When looking at progress towards the medical control of cancer, the most efficient way forward is to focus on targeting mechanisms that are shared by all cancers, or at least by a very large subset of cancers. The most economical way forward is to find a class of therapy that can be applied to many cancers with minimal adjustment – there are hundreds of varieties of cancer, and only so many researchers and only so much funding for research. The best of the potential approaches that are presently known is to find some way to interfere in telomere lengthening. This is why the research materials here are interesting: any viable way to suppress telomerase activity is one sizable portion of a universal cancer therapy.
Researcher have developed a promising molecular tool that targets and inhibits one of cell immortality’s underlying gears: the enzyme telomerase. This enzyme is found overexpressed in approximately 90% of human cancer cells and has become an important subject of study for cancer researchers. Normal cells have the gene for telomerase, but it typically is not expressed. “Telomerase is the primary enzyme that allows cancer cells to live forever. We want to short-circuit this immortality. Now we have designed a first-of-its-kind small molecule that irreversibly binds to telomerase, shutting down its activity. This mechanism offers a new pathway for treating cancer and understanding cellular aging.”

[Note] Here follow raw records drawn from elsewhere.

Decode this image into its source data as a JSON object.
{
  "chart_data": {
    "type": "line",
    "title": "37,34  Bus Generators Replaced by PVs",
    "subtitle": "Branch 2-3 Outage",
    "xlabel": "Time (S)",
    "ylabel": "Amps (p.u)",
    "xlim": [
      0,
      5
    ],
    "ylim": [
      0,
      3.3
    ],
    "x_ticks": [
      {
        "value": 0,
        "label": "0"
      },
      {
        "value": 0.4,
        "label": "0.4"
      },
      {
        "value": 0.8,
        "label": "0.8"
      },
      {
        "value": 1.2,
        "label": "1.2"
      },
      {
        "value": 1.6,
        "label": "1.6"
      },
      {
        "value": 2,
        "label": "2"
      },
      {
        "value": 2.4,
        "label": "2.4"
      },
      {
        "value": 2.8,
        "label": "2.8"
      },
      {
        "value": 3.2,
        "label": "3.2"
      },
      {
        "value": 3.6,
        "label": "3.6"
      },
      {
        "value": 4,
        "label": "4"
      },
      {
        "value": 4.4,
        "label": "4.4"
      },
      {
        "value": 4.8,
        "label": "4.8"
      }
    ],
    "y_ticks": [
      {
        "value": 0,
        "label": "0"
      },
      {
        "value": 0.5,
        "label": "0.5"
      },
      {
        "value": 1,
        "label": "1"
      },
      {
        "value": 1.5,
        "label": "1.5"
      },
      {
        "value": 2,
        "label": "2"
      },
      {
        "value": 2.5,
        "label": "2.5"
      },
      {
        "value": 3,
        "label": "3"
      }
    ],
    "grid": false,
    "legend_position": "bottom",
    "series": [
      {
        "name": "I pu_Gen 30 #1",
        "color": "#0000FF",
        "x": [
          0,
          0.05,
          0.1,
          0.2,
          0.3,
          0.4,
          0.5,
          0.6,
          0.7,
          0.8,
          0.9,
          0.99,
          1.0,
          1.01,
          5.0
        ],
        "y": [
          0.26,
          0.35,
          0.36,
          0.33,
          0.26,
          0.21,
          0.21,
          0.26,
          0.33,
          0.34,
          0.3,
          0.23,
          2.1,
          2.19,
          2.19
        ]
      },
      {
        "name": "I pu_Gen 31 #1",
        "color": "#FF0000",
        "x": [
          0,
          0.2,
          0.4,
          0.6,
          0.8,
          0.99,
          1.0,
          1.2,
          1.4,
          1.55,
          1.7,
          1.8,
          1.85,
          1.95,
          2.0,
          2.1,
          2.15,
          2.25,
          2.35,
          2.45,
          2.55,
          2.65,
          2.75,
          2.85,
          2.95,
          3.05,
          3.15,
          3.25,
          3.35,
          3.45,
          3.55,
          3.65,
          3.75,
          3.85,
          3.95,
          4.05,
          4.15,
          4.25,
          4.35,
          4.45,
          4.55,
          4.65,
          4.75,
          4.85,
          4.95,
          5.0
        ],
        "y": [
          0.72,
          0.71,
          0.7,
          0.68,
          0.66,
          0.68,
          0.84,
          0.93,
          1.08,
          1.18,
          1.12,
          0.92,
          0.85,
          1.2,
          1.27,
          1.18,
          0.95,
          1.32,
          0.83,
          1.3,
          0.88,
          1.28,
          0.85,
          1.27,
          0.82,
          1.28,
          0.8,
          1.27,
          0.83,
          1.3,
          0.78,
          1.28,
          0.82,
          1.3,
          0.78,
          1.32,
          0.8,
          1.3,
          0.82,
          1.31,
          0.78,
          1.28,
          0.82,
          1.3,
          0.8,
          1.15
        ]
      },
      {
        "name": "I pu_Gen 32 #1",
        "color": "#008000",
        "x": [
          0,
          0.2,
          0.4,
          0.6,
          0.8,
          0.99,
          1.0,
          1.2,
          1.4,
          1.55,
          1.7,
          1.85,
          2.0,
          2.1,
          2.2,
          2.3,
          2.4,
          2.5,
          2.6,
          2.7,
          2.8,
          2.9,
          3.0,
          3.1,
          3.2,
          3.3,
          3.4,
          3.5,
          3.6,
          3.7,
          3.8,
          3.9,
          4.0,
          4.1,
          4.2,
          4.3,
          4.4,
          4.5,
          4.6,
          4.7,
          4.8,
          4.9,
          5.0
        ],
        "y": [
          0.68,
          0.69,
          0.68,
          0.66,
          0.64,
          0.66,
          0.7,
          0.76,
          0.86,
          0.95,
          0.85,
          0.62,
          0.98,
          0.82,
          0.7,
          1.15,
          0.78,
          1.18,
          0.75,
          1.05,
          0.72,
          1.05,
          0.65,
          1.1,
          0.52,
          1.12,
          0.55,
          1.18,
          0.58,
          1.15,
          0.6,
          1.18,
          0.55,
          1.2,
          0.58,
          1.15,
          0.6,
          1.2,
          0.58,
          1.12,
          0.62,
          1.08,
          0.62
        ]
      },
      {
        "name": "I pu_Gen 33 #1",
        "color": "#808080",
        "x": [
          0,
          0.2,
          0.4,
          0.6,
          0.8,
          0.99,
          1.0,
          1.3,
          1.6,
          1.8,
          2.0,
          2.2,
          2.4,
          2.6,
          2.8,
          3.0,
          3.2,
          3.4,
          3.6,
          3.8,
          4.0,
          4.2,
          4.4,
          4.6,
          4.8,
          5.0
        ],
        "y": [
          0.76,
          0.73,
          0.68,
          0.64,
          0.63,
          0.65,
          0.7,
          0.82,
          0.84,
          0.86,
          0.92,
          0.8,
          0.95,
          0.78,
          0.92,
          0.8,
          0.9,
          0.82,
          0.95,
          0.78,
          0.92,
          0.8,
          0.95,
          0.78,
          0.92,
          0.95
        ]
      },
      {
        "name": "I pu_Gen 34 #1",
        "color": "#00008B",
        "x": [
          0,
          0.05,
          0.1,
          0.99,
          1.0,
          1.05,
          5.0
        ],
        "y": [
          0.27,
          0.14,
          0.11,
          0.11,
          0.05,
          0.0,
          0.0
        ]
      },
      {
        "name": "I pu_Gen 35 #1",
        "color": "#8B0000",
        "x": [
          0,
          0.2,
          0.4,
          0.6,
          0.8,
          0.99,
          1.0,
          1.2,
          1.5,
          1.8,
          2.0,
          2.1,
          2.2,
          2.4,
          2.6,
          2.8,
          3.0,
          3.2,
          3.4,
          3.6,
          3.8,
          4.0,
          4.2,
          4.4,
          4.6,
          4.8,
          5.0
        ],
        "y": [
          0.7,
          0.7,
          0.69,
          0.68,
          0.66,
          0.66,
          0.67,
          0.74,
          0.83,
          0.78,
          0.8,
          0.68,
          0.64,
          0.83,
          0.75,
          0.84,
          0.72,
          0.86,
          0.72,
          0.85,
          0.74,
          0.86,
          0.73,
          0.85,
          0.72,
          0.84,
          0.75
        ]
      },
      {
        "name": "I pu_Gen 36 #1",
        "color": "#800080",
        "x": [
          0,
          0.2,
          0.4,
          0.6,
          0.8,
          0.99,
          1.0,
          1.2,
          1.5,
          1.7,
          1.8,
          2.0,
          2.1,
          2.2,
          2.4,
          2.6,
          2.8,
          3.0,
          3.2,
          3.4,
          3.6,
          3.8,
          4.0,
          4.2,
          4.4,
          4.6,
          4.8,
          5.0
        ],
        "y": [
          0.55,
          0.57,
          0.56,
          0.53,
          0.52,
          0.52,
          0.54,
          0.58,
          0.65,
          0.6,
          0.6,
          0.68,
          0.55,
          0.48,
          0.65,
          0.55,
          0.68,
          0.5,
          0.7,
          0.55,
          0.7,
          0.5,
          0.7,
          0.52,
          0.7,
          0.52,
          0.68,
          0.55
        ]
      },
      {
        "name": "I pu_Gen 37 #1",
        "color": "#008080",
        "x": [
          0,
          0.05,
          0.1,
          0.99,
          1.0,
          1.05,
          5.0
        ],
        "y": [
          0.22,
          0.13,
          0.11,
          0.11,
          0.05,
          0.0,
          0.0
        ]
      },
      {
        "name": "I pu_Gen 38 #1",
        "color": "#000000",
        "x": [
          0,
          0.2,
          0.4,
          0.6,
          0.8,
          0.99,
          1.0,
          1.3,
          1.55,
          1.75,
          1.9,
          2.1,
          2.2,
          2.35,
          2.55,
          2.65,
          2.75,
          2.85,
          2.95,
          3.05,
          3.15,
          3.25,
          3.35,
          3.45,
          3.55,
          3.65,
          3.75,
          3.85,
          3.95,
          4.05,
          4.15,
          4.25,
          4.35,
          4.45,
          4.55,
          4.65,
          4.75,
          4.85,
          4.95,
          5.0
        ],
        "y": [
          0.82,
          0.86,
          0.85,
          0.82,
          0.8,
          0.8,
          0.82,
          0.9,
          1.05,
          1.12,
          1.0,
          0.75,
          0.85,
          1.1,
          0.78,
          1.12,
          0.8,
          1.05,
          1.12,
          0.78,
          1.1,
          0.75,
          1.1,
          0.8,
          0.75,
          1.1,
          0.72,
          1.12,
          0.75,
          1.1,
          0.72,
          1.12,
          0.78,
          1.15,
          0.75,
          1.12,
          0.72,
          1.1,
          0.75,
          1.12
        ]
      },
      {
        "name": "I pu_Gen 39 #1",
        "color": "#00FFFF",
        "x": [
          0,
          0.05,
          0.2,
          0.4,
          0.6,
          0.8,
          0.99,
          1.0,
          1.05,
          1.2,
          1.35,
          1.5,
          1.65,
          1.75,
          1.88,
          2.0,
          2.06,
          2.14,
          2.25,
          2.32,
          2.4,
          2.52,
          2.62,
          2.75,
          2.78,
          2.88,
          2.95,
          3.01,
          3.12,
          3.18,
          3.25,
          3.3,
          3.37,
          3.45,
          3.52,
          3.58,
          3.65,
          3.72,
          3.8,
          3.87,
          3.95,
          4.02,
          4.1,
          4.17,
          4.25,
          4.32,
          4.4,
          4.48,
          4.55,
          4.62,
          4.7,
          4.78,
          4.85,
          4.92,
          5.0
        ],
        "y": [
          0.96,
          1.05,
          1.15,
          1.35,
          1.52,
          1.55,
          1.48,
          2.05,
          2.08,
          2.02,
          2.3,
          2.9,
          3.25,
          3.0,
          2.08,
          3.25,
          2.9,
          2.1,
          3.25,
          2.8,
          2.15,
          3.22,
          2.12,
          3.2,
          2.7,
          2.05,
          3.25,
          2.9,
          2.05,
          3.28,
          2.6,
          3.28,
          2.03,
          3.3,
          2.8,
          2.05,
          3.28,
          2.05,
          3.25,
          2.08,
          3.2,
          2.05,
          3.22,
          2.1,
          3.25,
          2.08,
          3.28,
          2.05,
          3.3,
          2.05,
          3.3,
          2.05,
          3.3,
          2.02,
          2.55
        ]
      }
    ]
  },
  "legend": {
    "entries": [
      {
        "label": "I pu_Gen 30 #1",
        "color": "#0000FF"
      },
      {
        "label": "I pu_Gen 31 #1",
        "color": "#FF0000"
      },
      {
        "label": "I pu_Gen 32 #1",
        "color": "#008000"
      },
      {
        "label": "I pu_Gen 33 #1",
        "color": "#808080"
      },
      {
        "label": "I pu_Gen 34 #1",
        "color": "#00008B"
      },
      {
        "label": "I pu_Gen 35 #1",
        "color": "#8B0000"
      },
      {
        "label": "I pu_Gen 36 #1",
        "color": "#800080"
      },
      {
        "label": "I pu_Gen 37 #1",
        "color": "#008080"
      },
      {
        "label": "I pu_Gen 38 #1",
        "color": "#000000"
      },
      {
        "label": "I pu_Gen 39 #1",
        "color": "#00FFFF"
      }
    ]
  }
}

The big idea for the small molecule design came from nature. A decade ago, the researchers were intrigued by the biological activity of chrolactomycin, which is produced by bacteria and has been shown to inhibit telomerase. The team used chrolactomycin as a starting point in the design of their small molecules. They produced more than 200 compounds over the years, and the compound they call NU-1 was the most effective of those tested. Its synthesis is very efficient, taking fewer than five steps. “NU-1 inhibits telomerase unlike anything that came before it. It does this by forming a covalent bond. Another advantage of NU-1 is that its molecular structure should enable scientists to add cargo, such as a therapeutic.”
Telomerase is a ribonuceloprotein complex responsible for maintaining telomeres and protecting chromosomal integrity. The human telomerase reverse transcriptase (hTERT) is expressed in ∼90% of cancer cells where it confers the capacity for limitless proliferation. Along with its established role in telomere lengthening, telomerase also serves noncanonical extra-telomeric roles in oncogenic signaling, resistance to apoptosis, and enhanced DNA damage response. We report a new class of natural-product-inspired covalent inhibitors of telomerase that target the catalytic active site.